The troubles of edtech major Byju’s are just piling on. More than a week after insolvency proceedings were revived against the edtech major, the company received a major blow as the Delaware Supreme Court determined that Byju’s had indeed failed to repay a loan of $1.5Bn, thus defaulting on it. The original debt was due to be repaid in two years time, by November 2026.

With the new ruling – delivered this week – lenders can initiate actions to recoup their losses, such as taking control of the assets of the edtech behemoth – once a much celebrated poster boy in India’s startup scene – in the US. According to reports, the court has appointed Timothy Pohl as the sole director of Byju Alpha, Byju’s US entity, to facilitate these actions, in a development that marks a turn in the company’s governance amid escalating financial difficulties. Lenders have indicated that the total claims against Byju’s in ongoing insolvency proceedings in India have escalated to $1.5 billion, up from $1.35 billion.

From the looks of it, the current legal troubles stem from a Term Loan B (TLB) that Byju’s secured through its holding company, Byju Alpha, which is backed by institutional investors. This loan has been at the center of a dispute as Byju’s struggled to fulfill its repayment obligations. Earlier, in August, the Delaware Court of Chancery sided with GLAS Trust, the administrative agent for the lenders, confirming that Byju’s had failed to comply with the terms of the loan agreement. This previous ruling laid the groundwork for the Supreme Court’s decision, reinforcing the lenders’ claims of default and their rights to pursue remedies. GLAS Trust has also sued Byju’s for the recovery of the TLB loan in India and the US earlier this month.

“We are gratified the Delaware Supreme Court decisively affirmed what we have known all along: Byju’s breached and defaulted on the credit agreement it knowingly and willingly entered into. Most notably, this ruling confirms that Byju’s was in default, which both Byju and Riju personally acknowledged when they signed multiple amendments to the credit agreement on Byju’s behalf from October 2022 to January 2023. As such, and as validated by the Delaware Supreme Court, the lenders were well within their contractual rights to accelerate the term loan and take control of Byju’s Alpha Inc,” the lenders commented in a statement on the matter.

In response to the Supreme Court’s ruling, Byju’s insists that the judgment has “no bearing on the ongoing legal proceedings in India.” “The recent ruling by the Delaware court does not influence ongoing legal matters in India. The Delaware Supreme Court merely upheld a limited decision regarding the appointment of a nominee as director of BYJU’S Alpha Inc., a shell company,” the company said. The firm itself has seen better days – it was once regarded as the most valuable startup in India, with a valuation soaring to $22 billion two years ago while riding the high of the pandemic and lockdown-enforced shift to online education. Since then, it has seen its worth plummet by 95% in recent years, raising concerns about its long-term viability. The company claims that the Delaware Supreme Court’s decision is limited to its US operations and does not impact its legal standing in India, where it continues to face mounting scrutiny.
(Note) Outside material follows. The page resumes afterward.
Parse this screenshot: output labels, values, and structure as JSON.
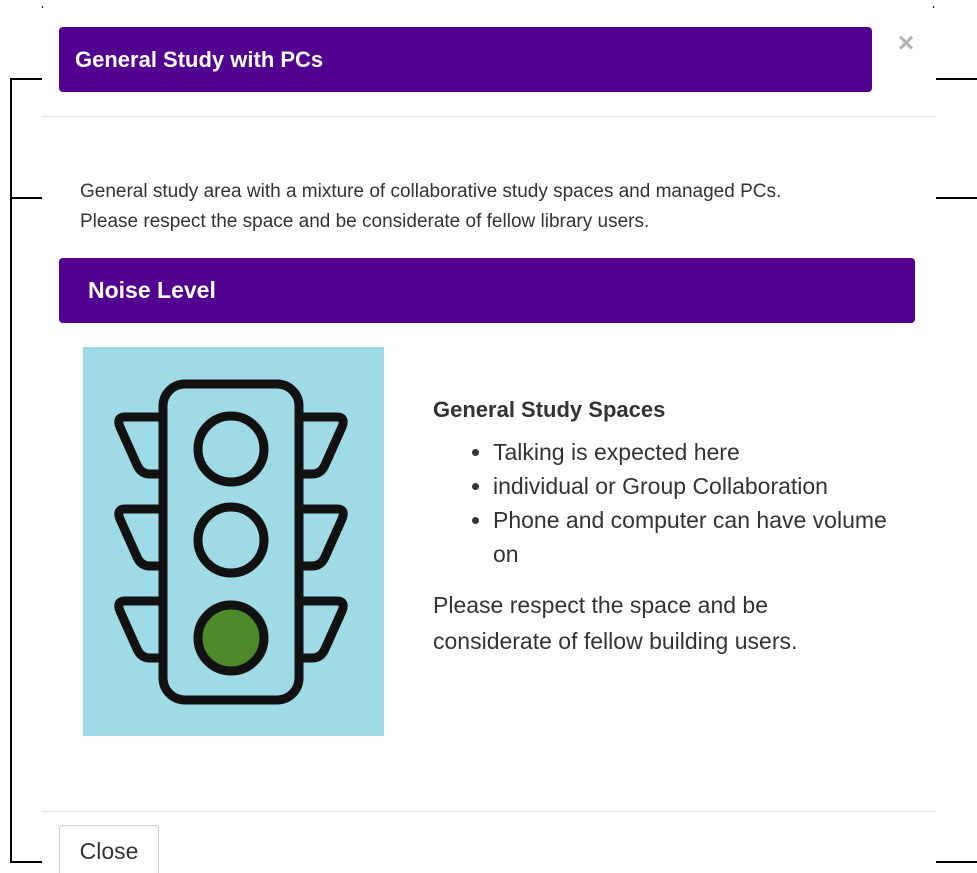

Byju’s has also criticized the lenders’ attempts to craft a narrative that deflects responsibility away from the company. They argue that they have made substantial payments — approximately $140 million in interest — on the loan before the lenders attempted to accelerate the payment schedule without proper court approval. Byju’s maintains that the Delaware ruling does not affect its rights to challenge the validity of lender disqualification or the acceleration of the loan, revealing that the New York Supreme Court holds jurisdiction over these matters.